Já vi um homem sem rosto ― sem face? Era uma deformidade, ou perda, a tal ponto estranha, que o que restava não compunha uma face, não encontrava lugar numa narrativa. Isso faz tempo, estava indo para uma sessão de análise. Vi também, há pouco tempo, um ser muito mutilado esmolando, gritando por caridade, filho que não encontrou pai ou mãe, em frente a uma agência bancária. Dentro da agência, em que precisava entrar para apanhar o dinheiro que move a engenhoca, falas e olhares constrangidos ― isso é uma questão social... ― enquanto me vinha o pensamento de sempre, diante de situações absurdas: como passar diante do horror de mãos dadas com meu amor? Vi casais passando, apertando o passo, desviando o olhar, unindo mais firmemente as mãos diante do súbito desamparo: seus sonhos são doces, prevêem filhos sadios, querem muito estar sempre, forevermore, num comercial de margarina. A fantasmagoria não pode turvar seu desejo. Eu ainda não aprendi a passar incólume pela face do horror da vida. Este texto, na verdade, está entrando no lugar de outro, o insólito do dia de hoje, em que busquei avidamente me aproximar do sagrado. Fragmentos produzindo um brado matinal, dirigido à atual analista quase como um grito que não pode mais esperar: eu não sou máquina! O bonde descarrilou, houve vítimas fatais, e a Ana precisava chegar ao Jardim Botânico.
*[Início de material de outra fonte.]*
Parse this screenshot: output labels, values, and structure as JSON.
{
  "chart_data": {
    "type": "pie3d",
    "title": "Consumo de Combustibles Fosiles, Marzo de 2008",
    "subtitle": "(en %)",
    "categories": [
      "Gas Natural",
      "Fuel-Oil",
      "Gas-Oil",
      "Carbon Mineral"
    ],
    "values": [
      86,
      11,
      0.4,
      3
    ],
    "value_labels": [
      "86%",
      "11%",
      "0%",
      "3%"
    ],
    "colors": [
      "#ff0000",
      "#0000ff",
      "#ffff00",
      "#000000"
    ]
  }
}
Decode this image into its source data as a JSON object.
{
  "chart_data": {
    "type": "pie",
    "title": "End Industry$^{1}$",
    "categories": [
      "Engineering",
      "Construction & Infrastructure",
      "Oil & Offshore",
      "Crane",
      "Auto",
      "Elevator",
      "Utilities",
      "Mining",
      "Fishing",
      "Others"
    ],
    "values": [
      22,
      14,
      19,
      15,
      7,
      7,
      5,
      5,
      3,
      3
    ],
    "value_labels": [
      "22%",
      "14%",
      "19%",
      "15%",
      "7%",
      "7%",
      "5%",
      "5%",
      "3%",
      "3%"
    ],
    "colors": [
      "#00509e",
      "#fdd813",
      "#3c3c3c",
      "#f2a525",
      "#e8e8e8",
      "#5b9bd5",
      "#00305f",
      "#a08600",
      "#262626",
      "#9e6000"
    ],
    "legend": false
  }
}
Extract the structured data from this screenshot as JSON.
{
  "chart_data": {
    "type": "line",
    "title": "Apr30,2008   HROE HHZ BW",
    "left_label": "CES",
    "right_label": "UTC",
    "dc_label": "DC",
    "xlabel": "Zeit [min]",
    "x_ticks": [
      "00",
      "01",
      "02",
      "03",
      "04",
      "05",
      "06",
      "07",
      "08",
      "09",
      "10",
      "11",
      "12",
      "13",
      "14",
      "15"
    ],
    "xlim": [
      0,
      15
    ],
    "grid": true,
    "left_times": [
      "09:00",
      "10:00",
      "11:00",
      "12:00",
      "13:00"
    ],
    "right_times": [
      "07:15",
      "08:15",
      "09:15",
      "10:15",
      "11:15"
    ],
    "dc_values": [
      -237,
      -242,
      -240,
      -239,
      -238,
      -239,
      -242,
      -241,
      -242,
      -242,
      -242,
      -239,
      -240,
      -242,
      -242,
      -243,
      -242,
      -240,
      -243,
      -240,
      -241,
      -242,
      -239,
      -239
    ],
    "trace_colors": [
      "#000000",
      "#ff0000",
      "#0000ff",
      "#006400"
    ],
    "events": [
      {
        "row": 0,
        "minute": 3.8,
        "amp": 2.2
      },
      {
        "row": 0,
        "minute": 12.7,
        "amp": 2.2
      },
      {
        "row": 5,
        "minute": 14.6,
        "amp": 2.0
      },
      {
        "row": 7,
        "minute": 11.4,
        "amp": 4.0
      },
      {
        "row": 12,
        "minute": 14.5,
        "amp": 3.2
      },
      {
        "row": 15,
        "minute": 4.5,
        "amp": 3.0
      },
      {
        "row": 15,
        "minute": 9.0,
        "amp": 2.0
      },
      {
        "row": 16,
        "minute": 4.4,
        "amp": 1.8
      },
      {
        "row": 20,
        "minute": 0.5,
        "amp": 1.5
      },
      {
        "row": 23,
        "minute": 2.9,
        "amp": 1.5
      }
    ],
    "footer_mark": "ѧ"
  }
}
A outra Ana chegou, depois do brado, e teve um interlúdio de paz naquele refúgio em que havia o murmúrio de uma pequena cachoeira, o bastante para acalmar difíceis memórias. Depois o inacreditável de uma missa assistida do início ao fim, com direito àquela bendita hóstia e lágrimas. Mas logo depois, caminhando em busca de comida, alimento para o corpo, eu vi uma barata esmagada na calçada, e lembrei-me daquela outra comunhão, mais severa, atroz, quase impossível, quem sabe motivada pela tentativa de aceitar, humildemente, a estupidez da vida, seu horror, aceitar, essa palavra tão difícil, porque não faz sentido sem o movimento efetivo da aceitação, assim como o sim é performativo: dizer sim é aceitar. Barata morta, notícia do bonde, Jardim Botânico, massa branca da hóstia ― em qualquer desordem. Minhas dores serão justas? Ou por elas uma outra coisa está me sendo dita?